During probation (informal or formal), the defendant may be expected to do certain things, such as attend counseling, perform community service, perform physical labor or work project, undergo drug screening and random testing, pay fines and fees, and pay restitution to victims of the offenses. Generally a persons probation term is three (3) years, but can be extended in some cases involving more serious felony offenses.
What is a probation violation?
In the State of California, if a criminal defendant breaks any of the rules imposed upon him or her during the probationary period, by either the Judge or Probation Officer, his or her probation can be revoked and a probation violation could be alleged. A probation violation may be alleged for a number of reasons, including:
- Failure to pay a fine
- Failure to pay restitution to the victim of your offense
- Failure to enroll in or complete a rehabilitation program
- Failure to complete community service ordered by the court
- Failure to appear in court for probation progress report
- Failure to report to your Probation Officer as required
- Associating with known gang members, drug users, or other criminals
- Possessing illegal weapons or drugs
- Being arrested for a new offense (even if no new criminal charges are pending or filed
What are the penalties when probation is violated?
The violation of probation depends on how serious the violation is.

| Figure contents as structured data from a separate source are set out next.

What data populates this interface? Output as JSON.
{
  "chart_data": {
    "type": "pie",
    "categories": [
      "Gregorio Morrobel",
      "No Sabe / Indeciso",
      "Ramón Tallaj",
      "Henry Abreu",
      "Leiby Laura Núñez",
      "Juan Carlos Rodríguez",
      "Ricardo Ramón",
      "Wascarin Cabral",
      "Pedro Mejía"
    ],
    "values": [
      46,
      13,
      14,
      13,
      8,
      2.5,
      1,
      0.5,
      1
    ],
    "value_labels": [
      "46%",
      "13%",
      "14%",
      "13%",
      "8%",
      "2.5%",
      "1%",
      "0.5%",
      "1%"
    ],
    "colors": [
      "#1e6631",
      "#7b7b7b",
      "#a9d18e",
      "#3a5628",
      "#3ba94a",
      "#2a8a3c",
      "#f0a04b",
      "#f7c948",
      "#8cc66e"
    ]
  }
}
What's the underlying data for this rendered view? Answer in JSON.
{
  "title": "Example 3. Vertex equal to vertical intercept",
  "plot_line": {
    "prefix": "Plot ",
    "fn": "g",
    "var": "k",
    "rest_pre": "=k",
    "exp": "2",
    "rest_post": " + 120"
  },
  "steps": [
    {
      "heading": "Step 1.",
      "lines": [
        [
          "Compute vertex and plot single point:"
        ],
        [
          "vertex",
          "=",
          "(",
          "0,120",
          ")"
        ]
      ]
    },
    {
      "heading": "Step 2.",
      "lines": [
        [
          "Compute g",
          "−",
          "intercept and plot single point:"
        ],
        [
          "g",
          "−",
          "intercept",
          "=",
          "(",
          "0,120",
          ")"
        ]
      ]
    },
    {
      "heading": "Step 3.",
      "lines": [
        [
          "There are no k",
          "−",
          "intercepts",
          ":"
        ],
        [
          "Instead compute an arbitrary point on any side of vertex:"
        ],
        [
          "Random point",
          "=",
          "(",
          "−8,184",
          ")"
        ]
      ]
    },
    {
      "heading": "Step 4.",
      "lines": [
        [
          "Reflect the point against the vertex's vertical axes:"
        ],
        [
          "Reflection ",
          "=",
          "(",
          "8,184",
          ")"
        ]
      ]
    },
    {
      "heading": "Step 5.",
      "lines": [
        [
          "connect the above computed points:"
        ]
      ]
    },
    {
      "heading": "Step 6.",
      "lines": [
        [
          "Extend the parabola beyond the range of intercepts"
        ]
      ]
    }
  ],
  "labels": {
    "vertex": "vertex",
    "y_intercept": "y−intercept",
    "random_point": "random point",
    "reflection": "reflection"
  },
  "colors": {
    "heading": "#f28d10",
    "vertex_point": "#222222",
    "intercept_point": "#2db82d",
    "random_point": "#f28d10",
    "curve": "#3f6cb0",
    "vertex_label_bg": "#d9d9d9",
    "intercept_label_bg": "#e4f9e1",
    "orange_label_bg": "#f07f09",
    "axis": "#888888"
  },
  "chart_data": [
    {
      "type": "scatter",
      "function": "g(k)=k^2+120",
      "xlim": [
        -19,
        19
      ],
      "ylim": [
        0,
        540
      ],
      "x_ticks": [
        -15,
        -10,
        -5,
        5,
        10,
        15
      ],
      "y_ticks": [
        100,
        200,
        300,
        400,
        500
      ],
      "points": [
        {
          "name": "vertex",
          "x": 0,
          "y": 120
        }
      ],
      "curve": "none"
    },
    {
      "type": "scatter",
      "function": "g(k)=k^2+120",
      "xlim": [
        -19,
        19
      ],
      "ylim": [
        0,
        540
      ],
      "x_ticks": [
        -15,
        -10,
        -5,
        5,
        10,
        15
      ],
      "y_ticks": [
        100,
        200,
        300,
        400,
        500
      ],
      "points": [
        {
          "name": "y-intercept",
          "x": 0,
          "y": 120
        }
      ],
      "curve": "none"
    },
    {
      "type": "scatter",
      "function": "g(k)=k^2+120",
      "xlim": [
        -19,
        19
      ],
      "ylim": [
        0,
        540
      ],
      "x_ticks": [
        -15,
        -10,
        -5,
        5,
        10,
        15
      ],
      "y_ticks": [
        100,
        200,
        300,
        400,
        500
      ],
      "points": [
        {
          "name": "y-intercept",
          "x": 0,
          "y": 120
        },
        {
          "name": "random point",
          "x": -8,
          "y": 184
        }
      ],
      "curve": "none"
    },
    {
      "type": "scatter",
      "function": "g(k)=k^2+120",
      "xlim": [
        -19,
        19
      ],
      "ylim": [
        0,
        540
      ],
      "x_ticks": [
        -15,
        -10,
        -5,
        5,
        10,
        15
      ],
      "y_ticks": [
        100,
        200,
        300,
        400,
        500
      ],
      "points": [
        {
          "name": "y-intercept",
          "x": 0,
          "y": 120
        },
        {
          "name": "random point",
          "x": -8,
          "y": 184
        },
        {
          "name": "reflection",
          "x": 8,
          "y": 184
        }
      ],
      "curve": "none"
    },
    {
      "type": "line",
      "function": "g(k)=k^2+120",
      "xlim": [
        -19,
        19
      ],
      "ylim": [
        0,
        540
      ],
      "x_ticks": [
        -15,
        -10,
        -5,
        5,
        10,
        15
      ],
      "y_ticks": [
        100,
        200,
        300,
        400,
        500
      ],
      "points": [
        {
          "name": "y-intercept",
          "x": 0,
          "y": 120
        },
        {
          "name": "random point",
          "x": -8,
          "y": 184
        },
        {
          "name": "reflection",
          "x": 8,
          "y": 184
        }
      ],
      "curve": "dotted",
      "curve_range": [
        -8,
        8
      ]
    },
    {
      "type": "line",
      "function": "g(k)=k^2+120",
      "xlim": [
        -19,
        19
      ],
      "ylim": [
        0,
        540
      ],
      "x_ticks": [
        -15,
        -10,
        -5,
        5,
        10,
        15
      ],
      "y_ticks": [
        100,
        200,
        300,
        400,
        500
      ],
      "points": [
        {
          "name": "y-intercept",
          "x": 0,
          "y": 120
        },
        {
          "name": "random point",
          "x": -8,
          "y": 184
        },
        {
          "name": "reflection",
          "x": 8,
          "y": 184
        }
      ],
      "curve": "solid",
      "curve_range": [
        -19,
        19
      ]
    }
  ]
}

If the probation is not serious, chances are the adult or juvenile defendant will be given a second chance and will be allowed to remain on probation under the same terms and conditions. If a more serious violation occurs, then there will likely be a violation of probation with some consequences.
If a probation violation occurs, the adult or juvenile defendant could be arrested or ordered to court, by means of official mail notification, for a probation violation hearing. At the probation violation hearing, the Prosecutor must prove the adult or juvenile defendant violated probation. If the defendant is found guilty of the probation violation, the court may impose one of several punishments including jail or prison sentences, probation term extensions, additional probation terms being imposed, additional time in custody, community service, and other severe consequences.
The outcome of your probation violation will vary, depending upon several factors considered by the Judge and Prosecutor. A skilled attorney can prepare you for the probation violation hearing, and make a difference in the final result.